First, rather than build upon the momentum generated by his closely-watched run against Cruz, O'Rourke instead dragged out the inevitable. The El Paso resident drove around the American Southwest like a modern-day Beatnik, supposedly looking for clues as to whether to run.

When he did enter the race in March (Harris kicked off her campaign in late January), O'Rourke insisted on doing things "Texas-style." That included his insistence on driving himself between events ("I just can't sit and ride," he told reporters. "I've got to be doing something.")

What O'Rourke failed to understand: for a presidential candidate there are better "somethings" to be doing between events — i.e., brushing up on policy, working the phones for money, groveling for endorsements. The list doesn't include steering a Dodge Grand Caravan and keeping an eye out for speed traps.

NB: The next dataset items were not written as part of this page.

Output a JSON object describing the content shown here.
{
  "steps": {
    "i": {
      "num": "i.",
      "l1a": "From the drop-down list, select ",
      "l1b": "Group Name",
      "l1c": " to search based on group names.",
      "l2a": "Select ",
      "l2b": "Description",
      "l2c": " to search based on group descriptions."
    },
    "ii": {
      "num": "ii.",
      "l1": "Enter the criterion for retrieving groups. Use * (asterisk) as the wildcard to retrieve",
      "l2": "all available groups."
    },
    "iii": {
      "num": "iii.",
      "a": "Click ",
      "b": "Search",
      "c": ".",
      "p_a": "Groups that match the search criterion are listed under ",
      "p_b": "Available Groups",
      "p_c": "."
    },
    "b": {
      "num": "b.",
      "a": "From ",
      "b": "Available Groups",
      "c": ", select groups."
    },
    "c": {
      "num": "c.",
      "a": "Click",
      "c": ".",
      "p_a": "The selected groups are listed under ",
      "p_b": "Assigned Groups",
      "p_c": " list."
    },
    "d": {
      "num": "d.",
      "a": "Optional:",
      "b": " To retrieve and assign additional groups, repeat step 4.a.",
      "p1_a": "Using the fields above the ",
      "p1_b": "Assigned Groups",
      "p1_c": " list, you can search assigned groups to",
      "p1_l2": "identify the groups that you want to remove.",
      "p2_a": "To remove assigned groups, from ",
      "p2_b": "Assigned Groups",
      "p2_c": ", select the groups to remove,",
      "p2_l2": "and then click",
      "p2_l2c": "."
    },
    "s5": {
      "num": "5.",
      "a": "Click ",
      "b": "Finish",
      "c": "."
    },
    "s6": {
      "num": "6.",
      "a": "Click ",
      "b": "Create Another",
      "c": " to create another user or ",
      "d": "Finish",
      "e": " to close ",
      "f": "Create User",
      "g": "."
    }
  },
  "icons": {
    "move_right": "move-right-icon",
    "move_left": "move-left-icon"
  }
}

June is a month of promises and new beginnings — weddings and graduations. Perhaps that's why Harris and O'Rourke should be hopeful.

But the reality is the Democratic landscape has changed since each entered the race. Getting their party's nomination is a steeper climb.

Let's begin with Harris.

The initial strategy for California's junior senator was to win the South Carolina, with its sizable black vote, and then take her home state on Super Tuesday.

Joe Biden's presence in the field — a recent poll gave Barack Obama's vice president 46% support in the Palmetto State, to only 10% for Harris — complicates that. Another poll show Harris lagging among the youngest black voters.  

Thus her switch from trying to corner the market on the Democratic black vote to ramping up the Trump-trashing is driven as much by necessity as it is choice.

O'Rourke also finds himself dwarfed by Biden and Vermont Sen. Bernie Sanders. But he has an additional problem: there's a younger and arguably more woke candidate in the field in the form of South Bend Mayor Pete Buttigieg (he's gay, Harvard-educated and owns rescue dogs).  

How can O'Rourke win in Iowa or New Hampshire when he seemingly already has lost the Vanity Fair primary to "Mayor Pete?"

Much can change, within the Democratic field, once debate season begins. Frontrunners can stumble. Dormant candidacies can reawaken.

But for Beto O'Rourke and Kamala Harris, is it possible to go from flounder to catch of the day?